■ 段原紙輸出がOCC輸出量を上回る 輸出原紙生産で国内出荷増加
2022年10月7日
輸出通関統計によると、今年3月以降段ボール原紙の輸出量が段ボール古紙(OCC)の輸出量を超える状況が続いている。3月の段原紙輸出量は10万9千㌧、OCCの輸出量は9.3万㌧だった。その後4月、6月、8月と段原紙の輸出量がOCCの輸出量を超えており、古紙輸出価格が大きく値下がりした8月のOCC輸出量は段原紙より1.6万㌧少ない7.4万㌧に留まった。国内では古紙輸出量が大きく減少したにも関わらず、古紙問屋の在庫タイト感が強い。輸出原紙生産の為の国内メーカーの古紙消費量が増えており、インフレによる消費減退も重なった事で輸出が停滞しても古紙が余剰しない状況となっている。1月~8月の段原紙輸出量の総量は71.4万㌧、OCC輸出量は75万㌧だった。このままのペースで行った場合、段原紙輸出量は昨年対比107%、OCC輸出量は73%となり、両者の輸出量はほぼ同量となる。

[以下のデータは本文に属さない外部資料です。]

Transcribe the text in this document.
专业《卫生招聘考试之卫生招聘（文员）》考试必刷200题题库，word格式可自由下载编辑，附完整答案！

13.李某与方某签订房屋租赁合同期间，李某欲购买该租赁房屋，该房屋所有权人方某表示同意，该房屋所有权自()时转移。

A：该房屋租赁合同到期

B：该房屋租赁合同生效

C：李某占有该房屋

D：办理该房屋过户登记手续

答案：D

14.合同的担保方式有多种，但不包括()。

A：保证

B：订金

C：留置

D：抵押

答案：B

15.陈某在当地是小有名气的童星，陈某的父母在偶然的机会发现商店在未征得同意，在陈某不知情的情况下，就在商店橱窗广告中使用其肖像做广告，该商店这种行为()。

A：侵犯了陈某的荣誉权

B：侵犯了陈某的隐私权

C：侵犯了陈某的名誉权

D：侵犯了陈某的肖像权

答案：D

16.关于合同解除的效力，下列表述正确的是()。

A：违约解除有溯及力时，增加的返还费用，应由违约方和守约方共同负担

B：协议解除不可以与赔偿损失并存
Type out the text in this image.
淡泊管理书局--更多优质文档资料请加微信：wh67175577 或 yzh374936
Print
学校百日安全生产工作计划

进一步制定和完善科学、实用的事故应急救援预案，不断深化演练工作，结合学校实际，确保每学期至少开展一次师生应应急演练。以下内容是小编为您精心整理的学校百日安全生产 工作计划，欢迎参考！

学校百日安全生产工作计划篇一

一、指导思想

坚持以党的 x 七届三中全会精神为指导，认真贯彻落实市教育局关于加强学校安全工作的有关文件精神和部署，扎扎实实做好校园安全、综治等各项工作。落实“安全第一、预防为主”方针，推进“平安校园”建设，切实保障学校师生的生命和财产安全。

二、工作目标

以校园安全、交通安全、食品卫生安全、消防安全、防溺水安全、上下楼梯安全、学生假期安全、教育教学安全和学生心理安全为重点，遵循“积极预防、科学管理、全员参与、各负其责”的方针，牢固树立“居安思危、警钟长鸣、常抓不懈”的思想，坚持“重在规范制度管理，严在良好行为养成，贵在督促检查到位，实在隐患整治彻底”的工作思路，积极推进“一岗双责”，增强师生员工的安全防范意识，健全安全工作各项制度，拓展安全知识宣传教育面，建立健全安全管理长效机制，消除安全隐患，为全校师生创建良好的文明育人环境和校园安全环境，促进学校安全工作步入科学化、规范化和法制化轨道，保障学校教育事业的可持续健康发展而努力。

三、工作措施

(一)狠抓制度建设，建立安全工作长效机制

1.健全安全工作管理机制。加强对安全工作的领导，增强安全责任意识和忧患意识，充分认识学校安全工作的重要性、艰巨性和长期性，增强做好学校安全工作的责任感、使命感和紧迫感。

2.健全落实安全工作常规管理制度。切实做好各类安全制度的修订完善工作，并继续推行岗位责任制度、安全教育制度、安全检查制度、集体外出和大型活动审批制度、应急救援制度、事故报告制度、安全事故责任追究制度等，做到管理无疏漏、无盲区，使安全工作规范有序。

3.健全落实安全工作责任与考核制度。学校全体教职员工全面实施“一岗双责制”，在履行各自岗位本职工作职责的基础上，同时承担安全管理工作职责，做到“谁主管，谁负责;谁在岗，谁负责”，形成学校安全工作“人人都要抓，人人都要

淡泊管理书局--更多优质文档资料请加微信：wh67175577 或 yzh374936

段原紙とOCCの輸出量は‘18年に55.8万tと199万㌧、20年に82.1万㌧と193万㌧だった。今年はどちらも100万㌧前後となる見込みだ。
国内の段原紙生産は近年の増産により70万㌧以上生産能力が増加し、生産過剰な状態にある。製紙メーカーは原紙輸出する事で需給を調整しており、今後も輸出を継続する方針だ。しかし、直近の中国・アジアの段原紙相場は大きく価格が崩れており、段原紙輸出の継続はメーカーの収益を圧迫する。強烈な円安と輸出古紙価格の軟化が、輸出の継続をつないでいるが、古紙価格の下落によってアジアメーカーも価格を軟化させる姿勢を見せており、これ以上の価格下落に日本のメーカーが輸出を継続できるかは未知数な状況だ。